| Summary | Add hidden links to content which can poison web scrapers that do not play nice. | |
| Repository Link | https://github.com/elmuerte/discourse-poison-fountain | |
| Install Guide | How to install plugins in Discourse |
Features
To every generated page it will add links to pages with poisoned content. If a bad web scraper consumes this content and uses it to train a LLM it will negatively affect the resulting model.
These links are hidden for users, they are marked with rel="nofollow" and by default the robots.txt will tell web spiders to not consume this content.
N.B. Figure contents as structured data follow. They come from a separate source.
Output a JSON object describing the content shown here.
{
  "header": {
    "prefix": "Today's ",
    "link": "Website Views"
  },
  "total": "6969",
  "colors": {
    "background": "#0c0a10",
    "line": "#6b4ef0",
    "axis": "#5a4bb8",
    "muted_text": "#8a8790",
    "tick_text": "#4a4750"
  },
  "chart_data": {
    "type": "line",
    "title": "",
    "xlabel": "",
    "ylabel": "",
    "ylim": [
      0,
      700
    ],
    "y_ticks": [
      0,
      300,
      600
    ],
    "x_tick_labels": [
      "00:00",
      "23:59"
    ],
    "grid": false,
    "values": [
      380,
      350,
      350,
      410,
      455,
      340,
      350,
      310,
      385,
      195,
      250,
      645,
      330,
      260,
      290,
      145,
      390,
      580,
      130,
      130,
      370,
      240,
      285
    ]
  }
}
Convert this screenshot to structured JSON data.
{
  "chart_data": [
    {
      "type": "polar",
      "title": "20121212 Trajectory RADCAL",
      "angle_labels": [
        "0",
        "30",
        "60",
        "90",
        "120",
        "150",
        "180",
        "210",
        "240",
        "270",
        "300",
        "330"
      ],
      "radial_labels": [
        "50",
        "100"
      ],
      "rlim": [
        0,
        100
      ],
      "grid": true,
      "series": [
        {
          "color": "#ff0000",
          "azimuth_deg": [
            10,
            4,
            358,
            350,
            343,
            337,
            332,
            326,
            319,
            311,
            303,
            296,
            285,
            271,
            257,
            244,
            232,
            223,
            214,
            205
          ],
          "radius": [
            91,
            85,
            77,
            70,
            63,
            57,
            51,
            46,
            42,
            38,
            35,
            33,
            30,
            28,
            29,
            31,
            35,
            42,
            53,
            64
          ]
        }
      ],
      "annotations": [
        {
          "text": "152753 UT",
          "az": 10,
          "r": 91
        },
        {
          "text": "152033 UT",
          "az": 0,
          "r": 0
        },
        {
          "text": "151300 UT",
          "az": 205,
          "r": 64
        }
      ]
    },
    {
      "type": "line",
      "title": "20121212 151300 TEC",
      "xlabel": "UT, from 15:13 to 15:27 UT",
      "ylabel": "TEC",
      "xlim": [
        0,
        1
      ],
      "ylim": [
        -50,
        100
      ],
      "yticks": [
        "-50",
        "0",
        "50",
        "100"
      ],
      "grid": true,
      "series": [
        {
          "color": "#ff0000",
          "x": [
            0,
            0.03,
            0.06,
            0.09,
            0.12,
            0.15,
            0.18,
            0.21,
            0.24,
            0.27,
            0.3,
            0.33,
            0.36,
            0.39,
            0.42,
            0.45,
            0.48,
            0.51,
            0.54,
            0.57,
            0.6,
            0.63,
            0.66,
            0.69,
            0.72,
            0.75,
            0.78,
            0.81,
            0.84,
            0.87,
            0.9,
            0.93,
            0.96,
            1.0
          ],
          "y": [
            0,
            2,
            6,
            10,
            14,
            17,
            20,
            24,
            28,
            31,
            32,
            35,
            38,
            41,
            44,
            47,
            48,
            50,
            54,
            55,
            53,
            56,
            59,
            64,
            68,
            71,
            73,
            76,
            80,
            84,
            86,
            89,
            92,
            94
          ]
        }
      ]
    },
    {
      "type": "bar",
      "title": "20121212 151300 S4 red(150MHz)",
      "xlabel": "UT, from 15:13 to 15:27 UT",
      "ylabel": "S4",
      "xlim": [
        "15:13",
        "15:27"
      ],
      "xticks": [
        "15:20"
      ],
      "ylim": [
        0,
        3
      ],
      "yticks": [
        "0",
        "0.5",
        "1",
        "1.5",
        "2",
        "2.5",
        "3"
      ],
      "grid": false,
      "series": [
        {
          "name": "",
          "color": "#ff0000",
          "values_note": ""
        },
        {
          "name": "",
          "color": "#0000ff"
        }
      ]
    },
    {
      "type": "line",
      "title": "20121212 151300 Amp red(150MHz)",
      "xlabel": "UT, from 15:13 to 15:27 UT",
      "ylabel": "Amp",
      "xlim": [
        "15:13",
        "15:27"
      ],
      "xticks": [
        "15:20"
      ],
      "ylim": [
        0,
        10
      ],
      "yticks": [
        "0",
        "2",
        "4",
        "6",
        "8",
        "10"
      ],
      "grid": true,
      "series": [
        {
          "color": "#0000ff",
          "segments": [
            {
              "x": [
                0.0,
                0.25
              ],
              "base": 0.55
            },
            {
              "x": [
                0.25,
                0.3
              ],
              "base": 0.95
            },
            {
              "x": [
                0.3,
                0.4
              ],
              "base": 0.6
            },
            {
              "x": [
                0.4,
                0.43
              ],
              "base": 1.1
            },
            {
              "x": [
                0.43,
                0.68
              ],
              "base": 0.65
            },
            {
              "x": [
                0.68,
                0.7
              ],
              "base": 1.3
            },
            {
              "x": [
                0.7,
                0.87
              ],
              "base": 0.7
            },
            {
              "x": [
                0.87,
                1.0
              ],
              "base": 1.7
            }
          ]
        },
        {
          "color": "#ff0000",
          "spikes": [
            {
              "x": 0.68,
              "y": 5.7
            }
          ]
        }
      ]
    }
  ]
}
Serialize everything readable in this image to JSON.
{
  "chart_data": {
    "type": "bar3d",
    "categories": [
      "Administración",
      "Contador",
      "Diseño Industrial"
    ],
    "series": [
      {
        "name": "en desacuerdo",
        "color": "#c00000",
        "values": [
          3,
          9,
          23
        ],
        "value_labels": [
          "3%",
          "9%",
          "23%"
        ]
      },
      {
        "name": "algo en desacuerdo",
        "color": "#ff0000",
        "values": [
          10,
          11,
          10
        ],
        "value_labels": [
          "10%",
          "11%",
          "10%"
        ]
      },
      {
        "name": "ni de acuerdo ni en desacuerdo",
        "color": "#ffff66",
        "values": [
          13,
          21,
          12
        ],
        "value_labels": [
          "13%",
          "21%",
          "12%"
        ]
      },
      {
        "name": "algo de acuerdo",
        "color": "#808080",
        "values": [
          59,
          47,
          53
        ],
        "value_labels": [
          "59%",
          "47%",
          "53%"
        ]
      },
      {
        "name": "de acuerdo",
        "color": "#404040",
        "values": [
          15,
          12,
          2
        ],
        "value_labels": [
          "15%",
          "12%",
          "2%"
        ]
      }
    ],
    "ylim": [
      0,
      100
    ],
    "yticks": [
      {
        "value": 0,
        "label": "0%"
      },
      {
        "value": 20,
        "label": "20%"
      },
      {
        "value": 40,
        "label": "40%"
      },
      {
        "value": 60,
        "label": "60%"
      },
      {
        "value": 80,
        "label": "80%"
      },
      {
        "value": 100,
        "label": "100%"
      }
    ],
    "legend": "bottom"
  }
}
The hidden links are only added for non-authenticated requests.
The plugin by default uses the poisoned content from RNSAFFN. See that page for some more information. You can change the poison source in the settings.
The poisoned content is served from pages with URLs like with /dpf/<some-random-slug>/<id>. With the default configuration you could create a fail2ban rule on that path for IPs which request pages from /dpf/ a few times to fend of bad scrapers.
Configuration
You only need to install and enable the plugin for it to start doing its thing in the background. Can you tune some additional settings.
Settings
Include a table of settings and setting descriptions
| Name | Description |
|---|---|
poison_fountain_source |
The website which generates the content which will be served from the poisoned pages. |
poison_fountain_textual_only |
Only accept textual content from the poison source. This will prevent serving binary content. |
poison_fountain_force_plain_text |
Always serve the content as text/plain even if the source said it some something like, like HTML. |
poison_fountain_update_robots_txt |
Enabled by default, this will add the poisoned content to the exclusion list. Web spiders which respect robots.txt would completely ignore the poisoned content. |
poison_fountain_cache_hours |
Hours to cache the content before retrieving new content. Maximum of 24 hours. |
poison_fountain_entries |
Number of poisoned entries to keep around |
poison_fountain_link_count |
Number of links to add to the generated HTML pages |
This project is not affiliated with RNSAFFN. It provides an integration with their service. This integration can be configured to use an other similar working service.
You should realize that by using this plugin you will be trusting the content that is generated by the used poison fountain, and that you are forwarding it. By default this plugin will try to make this content “mostly harmless”, serving only textual content as plain text.